«Comprendo le buone intenzioni della commissione antimafia, ma non condivido l’iniziativa. Come tutte le forme di supplenza finirà solo per aumentare la confusione». Autorità del diritto penale, ex componente del Csm, candidato non eletto nelle liste del Pd alle europee dello scorso anno, il professore Giovanni Fiandaca è soprattutto un garantista militante.

Lei parla di supplenza, ma la presidente dell’antimafia Bindi ha spiegato che la «lista» rientra nei compiti della commissione.
È stata la commissione antimafia ad auto attribuirsi una competenza che è propria delle forze politiche. La definisco una «supplenza» perché la commissione ha sopperito al mancato o insoddisfacente controllo sulle candidature da parte dei partiti politici.

Perché allora non giudicare bene l’iniziativa?
Perché si è trattato solo di una fotografia, un monitoraggio di informazioni arrivate in parlamento da parte delle prefetture. L’appiattimento è evidente e pressoché meccanico: il giudizio etico-politico sull’affidabilità e onestà di un candidato viene delegato al codice penale.

La presunzione di innocenza fino a condanna definitiva prima di tutto?
Certo, ma non solo. Nella lista ci sono effettivamente soggetti che al momento sono solo rinviati a giudizio. Non voglio fare l’ipergarantista peloso, ma vorrei invitare a una cautela persino maggiore: questo “automatismo dell’impresentabilità”, per dire così, è rischioso per una democrazia liberale.

Non le sembrano strumentali gli attacchi insistenti alla presidente Bindi?
Quando si apre la porta ai sospetti, i sospetti avvelenano tutto. Obiettivamente i tempi dell’iniziativa dell’antimafia qualche dubbio lo sollevano. Si può contro-sospettare Bindi di voler consumare qualche vendetta nei confronti di Renzi. E così tutta l’operazione finisce nel discredito.

Il discredito è generale, non le pare per colpa soprattutto di certe candidature?
L’etica politica e il codice penale sono piani che andrebbero attentamente distinti. Viceversa ci si infila in un tunnel che porta dritti all’identificazione tra immoralità e illecito penale, esito tipico del legalismo etico. Una tendenza perversa che è caratteristica degli stati autoritari.

Anche un condannato può essere candidato a testa alta?
Ci sono reati che per i motivi per i quali sono stati commessi non necessariamente giustificano un giudizio di disapprovazione etico politica sulla persona dell’autore. Può darsi il caso di un amministratore pubblico che commette un abuso d’ufficio a fin di bene. Bisognerebbe capire perché l’ha fatto, in nome di quale interesse, per sopperire a quale problema. Non basta che una certa condotta sia inquadrabile nell’abuso d’ufficio per essere automaticamente un enorme misfatto dal punto di vista dell’etica politica.

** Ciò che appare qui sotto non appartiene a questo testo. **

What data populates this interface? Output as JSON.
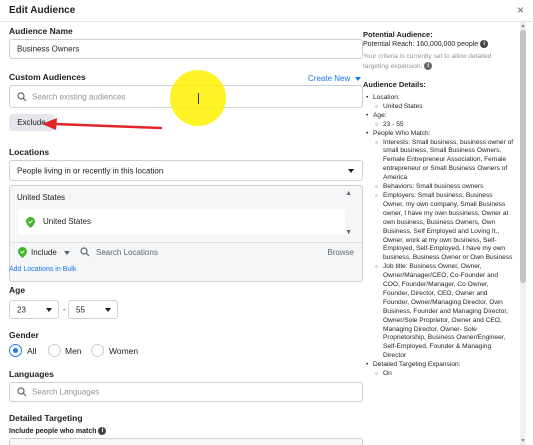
{
  "header": {
    "title": "Edit Audience",
    "close_icon": "×"
  },
  "audience_name": {
    "label": "Audience Name",
    "value": "Business Owners"
  },
  "custom_audiences": {
    "label": "Custom Audiences",
    "create_new": "Create New",
    "search_placeholder": "Search existing audiences",
    "exclude_label": "Exclude"
  },
  "locations": {
    "label": "Locations",
    "dropdown_value": "People living in or recently in this location",
    "country_header": "United States",
    "selected_location": "United States",
    "include_label": "Include",
    "search_placeholder": "Search Locations",
    "browse_label": "Browse",
    "add_bulk": "Add Locations in Bulk"
  },
  "age": {
    "label": "Age",
    "min": "23",
    "max": "55"
  },
  "gender": {
    "label": "Gender",
    "options": [
      "All",
      "Men",
      "Women"
    ],
    "selected": "All"
  },
  "languages": {
    "label": "Languages",
    "search_placeholder": "Search Languages"
  },
  "detailed_targeting": {
    "label": "Detailed Targeting",
    "sublabel": "Include people who match"
  },
  "potential_audience": {
    "title": "Potential Audience:",
    "reach": "Potential Reach: 160,000,000 people",
    "note": "Your criteria is currently set to allow detailed targeting expansion."
  },
  "audience_details": {
    "title": "Audience Details:",
    "location_label": "Location:",
    "location_value": "United States",
    "age_label": "Age:",
    "age_value": "23 - 55",
    "people_label": "People Who Match:",
    "interests": "Interests: Small business, business owner of small business, Small Business Owners, Female Entrepreneur Association, Female entrepreneur or Small Business Owners of America",
    "behaviors": "Behaviors: Small business owners",
    "employers": "Employers: Small business, Business Owner, my own company, Small Business owner, I have my own bussiness, Owner at own business, Business Owners, Own Business, Self Employed and Loving It., Owner, work at my own business, Self-Employed, Self-Employed, I have my own business, Business Owner or Own Business",
    "job_title": "Job title: Business Owner, Owner, Owner/Manager/CEO, Co-Founder and COO, Founder/Manager, Co Owner, Founder, Director, CEO, Owner and Founder, Owner/Managing Director, Own Business, Founder and Managing Director, Owner/Sole Proprietor, Owner and CEO, Managing Director, Owner- Sole Proprietorship, Business Owner/Engineer, Self-Employed, Founder & Managing Director",
    "expansion_label": "Detailed Targeting Expansion:",
    "expansion_value": "On"
  },
  "annotation": {
    "arrow_color": "#e0262b",
    "highlight_color": "#fff100"
  }
}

Abuso d’ufficio è appunto il reato per il quale De Luca incapperà nella legge Severino.
Legge che andrebbe corretta, modificata. Ma mi rendo conto che le forze politiche non sono nella migliore condizione per trovare criteri univoci e condivisi. L’etica pubblica in questo momento è incerta e per le forze politiche affidarsi al parametro esterno della legge penale diventa comodo. Si cerca in qualche modo di standardizzare e rendere obiettivo il giudizio di disvalore, e in questo modo si finisce con il non tenere conto dello specifico politico. Un condannato per un gesto di disobbedienza civile può essere di per sé considerato indegno di impegnarsi politicamente, di candidarsi. Quando è vero il contrario.